Despite the fact that a Mexican federal court last month granted a legal injunction to the Spanish energy firm Iberdrola that would allow it to continue operating its Dulces Nombres power plant in Pesquería, Nuevo León, and requiring that the country’s Federal Electricity Commission (CFE) reconnect it to the national grid, the CFE has steadfastly refused to comply and has prevented the company from being reconnected, affecting hundreds of companies it supplied.

“The problem is that the suspension (of the cut-off from the grid, which was granted on March 22) has not been executed,” a source close to Iberdrola said about the plant, which has a capacity of 500 megawatts.

The CFE did not appear at the hearing on April 19 to review the judge’s ruling, so that hearing was postponed until Thursday, April 28.

The halted units provided energy to hundreds of companies in the north of Mexico through a self-supply scheme, but after the stoppage of the Iberdrola plant, these companies were forced to purchase their electricity from the CFE, at a cost that is between 20 and 40 percent more expensive.

At least five companies have terminated the contract with Iberdrola, arguing noncompliance, for which the Spanish company will have to pay penalties.

Meanwhile, Mexican President Andrés Manuel López Obrador (AMLO) on Wednesday, April 20, threatened all companies with self-supply energy concession contracts that if they did not suspend operations immediately, he would file criminal prosecution charges against them.

Speaking during his daily press conference at the National Palace on Wednesday, AMLO, who was still simmering after the Sunday, April 17, parliamentary defeat of his controversial Electricity Reform Bill (which would have prioritized power from contaminating carbon-based state providers over clean energy from private companies), said that since his controversial Electricity Industry Law (LIE) was declared constitutional by Mexico’s Supreme Court (SCJN) on April 7, he will not allow what he called “fraudulent schemes” to continue operations.

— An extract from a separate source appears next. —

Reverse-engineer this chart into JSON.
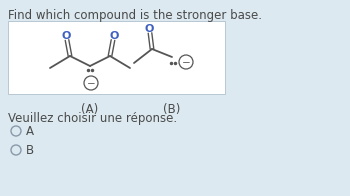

Under the specifications of the LIE, which the SCJN ruled did not violate the Mexican Constitution despite the fact that seven of the 11 Supreme Court justices believed it did, the federal government is allowed to monopolize the country’s energy sector, even though Article 28 of the constitution eliminated the possibility of any state monopoly on electricity generation.

“There is now a legal framework, so I can file criminal complaints against these these companies,” López Obrador said.

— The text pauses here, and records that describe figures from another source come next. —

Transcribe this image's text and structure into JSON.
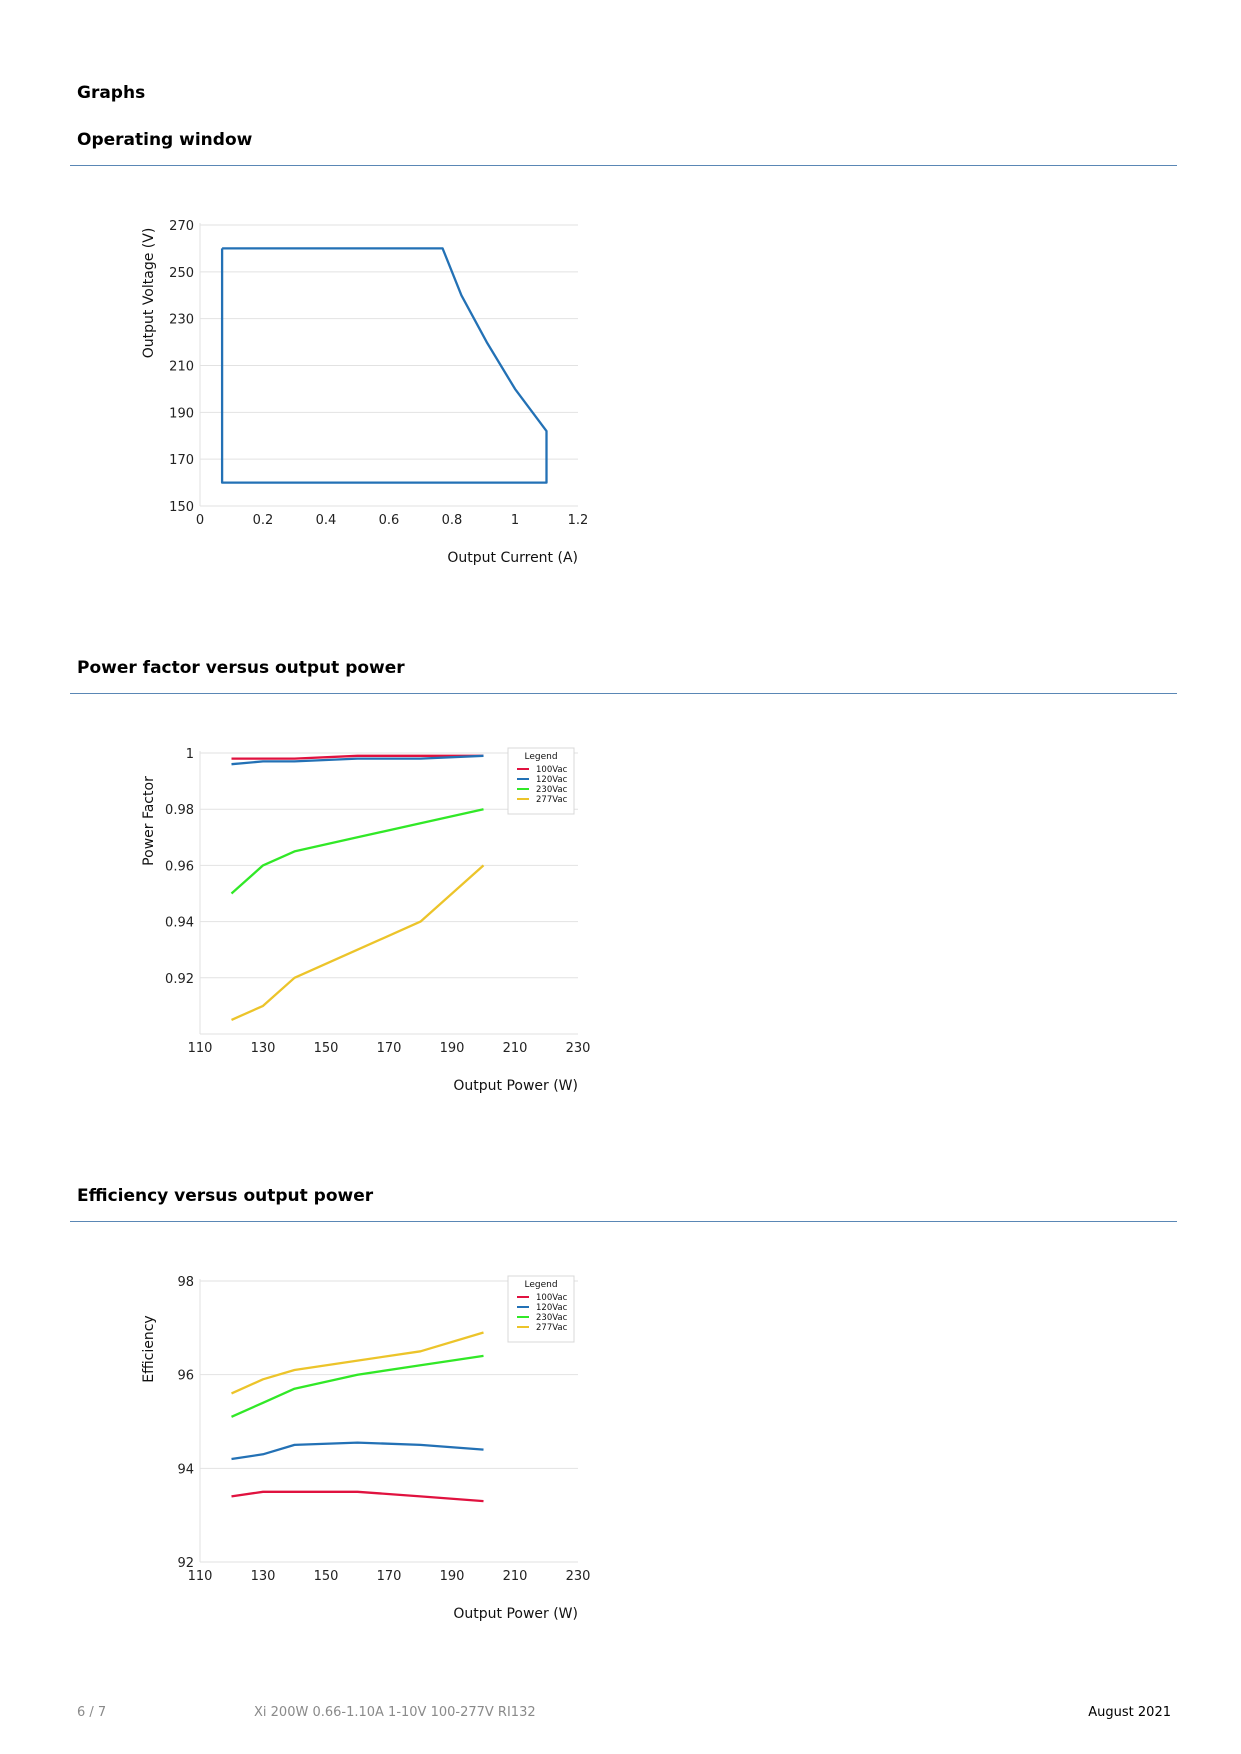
{
  "page": {
    "section_title": "Graphs",
    "footer": {
      "page_number": "6 / 7",
      "product": "Xi 200W 0.66-1.10A 1-10V 100-277V RI132",
      "date": "August 2021"
    }
  },
  "sections": [
    {
      "title": "Operating window"
    },
    {
      "title": "Power factor versus output power"
    },
    {
      "title": "Efficiency versus output power"
    }
  ],
  "colors": {
    "rule": "#5a87b5",
    "grid": "#e2e2e2",
    "tick_text": "#222222"
  },
  "chart_data": [
    {
      "type": "line",
      "title": "",
      "xlabel": "Output Current (A)",
      "ylabel": "Output Voltage (V)",
      "xlim": [
        0,
        1.2
      ],
      "ylim": [
        150,
        270
      ],
      "xticks": [
        0,
        0.2,
        0.4,
        0.6,
        0.8,
        1,
        1.2
      ],
      "xtick_labels": [
        "0",
        "0.2",
        "0.4",
        "0.6",
        "0.8",
        "1",
        "1.2"
      ],
      "yticks": [
        150,
        170,
        190,
        210,
        230,
        250,
        270
      ],
      "ytick_labels": [
        "150",
        "170",
        "190",
        "210",
        "230",
        "250",
        "270"
      ],
      "grid": true,
      "legend": null,
      "series": [
        {
          "color": "#2371b5",
          "x": [
            0.07,
            0.77,
            0.83,
            0.91,
            1.0,
            1.1,
            1.1,
            0.07,
            0.07
          ],
          "y": [
            260,
            260,
            240,
            220,
            200,
            182,
            160,
            160,
            260
          ]
        }
      ]
    },
    {
      "type": "line",
      "title": "",
      "xlabel": "Output Power (W)",
      "ylabel": "Power Factor",
      "xlim": [
        110,
        230
      ],
      "ylim": [
        0.9,
        1.0
      ],
      "xticks": [
        110,
        130,
        150,
        170,
        190,
        210,
        230
      ],
      "xtick_labels": [
        "110",
        "130",
        "150",
        "170",
        "190",
        "210",
        "230"
      ],
      "yticks": [
        0.92,
        0.94,
        0.96,
        0.98,
        1.0
      ],
      "ytick_labels": [
        "0.92",
        "0.94",
        "0.96",
        "0.98",
        "1"
      ],
      "grid": true,
      "legend": {
        "title": "Legend",
        "position": "top-right"
      },
      "x": [
        120,
        130,
        140,
        160,
        180,
        200
      ],
      "series": [
        {
          "name": "100Vac",
          "color": "#e0123f",
          "values": [
            0.998,
            0.998,
            0.998,
            0.999,
            0.999,
            0.999
          ]
        },
        {
          "name": "120Vac",
          "color": "#2371b5",
          "values": [
            0.996,
            0.997,
            0.997,
            0.998,
            0.998,
            0.999
          ]
        },
        {
          "name": "230Vac",
          "color": "#31e827",
          "values": [
            0.95,
            0.96,
            0.965,
            0.97,
            0.975,
            0.98
          ]
        },
        {
          "name": "277Vac",
          "color": "#ecc42a",
          "values": [
            0.905,
            0.91,
            0.92,
            0.93,
            0.94,
            0.96
          ]
        }
      ]
    },
    {
      "type": "line",
      "title": "",
      "xlabel": "Output Power (W)",
      "ylabel": "Efficiency",
      "xlim": [
        110,
        230
      ],
      "ylim": [
        92,
        98
      ],
      "xticks": [
        110,
        130,
        150,
        170,
        190,
        210,
        230
      ],
      "xtick_labels": [
        "110",
        "130",
        "150",
        "170",
        "190",
        "210",
        "230"
      ],
      "yticks": [
        92,
        94,
        96,
        98
      ],
      "ytick_labels": [
        "92",
        "94",
        "96",
        "98"
      ],
      "grid": true,
      "legend": {
        "title": "Legend",
        "position": "top-right"
      },
      "x": [
        120,
        130,
        140,
        160,
        180,
        200
      ],
      "series": [
        {
          "name": "100Vac",
          "color": "#e0123f",
          "values": [
            93.4,
            93.5,
            93.5,
            93.5,
            93.4,
            93.3
          ]
        },
        {
          "name": "120Vac",
          "color": "#2371b5",
          "values": [
            94.2,
            94.3,
            94.5,
            94.55,
            94.5,
            94.4
          ]
        },
        {
          "name": "230Vac",
          "color": "#31e827",
          "values": [
            95.1,
            95.4,
            95.7,
            96.0,
            96.2,
            96.4
          ]
        },
        {
          "name": "277Vac",
          "color": "#ecc42a",
          "values": [
            95.6,
            95.9,
            96.1,
            96.3,
            96.5,
            96.9
          ]
        }
      ]
    }
  ]
}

“There are about 20 such companies, mostly foreign, and they provide electric service to about 70,000 other companies.”

Notwithstanding his threats to “incarcerate” those company heads who do not comply with the new law and who fight to maintain the power-generation concessions that they were previously granted by the government, AMLO said that he was willing to “sit down for dialogue” with the alleged culprits.

“I’m finishing an analysis of who they are, in complete illegality, violating the constitution,” he said.

“Hopefully, they will begin to review what the Supreme Court ruled with their lawyers, so that they understand that it is now illegal (to produce their own energy) and that the self-supply mechanism they created is a fraud.”

Although he did not offer details, AMLO said that there will be a transition process for the negotiates between the energy companies and the government.

According to his interpretation of the SCJN’s ruling — which not only passed without a majority, but is already being challenged legally internationally for violating existing trade accords —  all self-supply schemes, including pre-existing concessions, such as the one held by Iberdrola, are now illegal.

“The ruling clearly declares self-supply concessions illegal,” he said, a declaration that will no doubt be contested in the weeks ahead.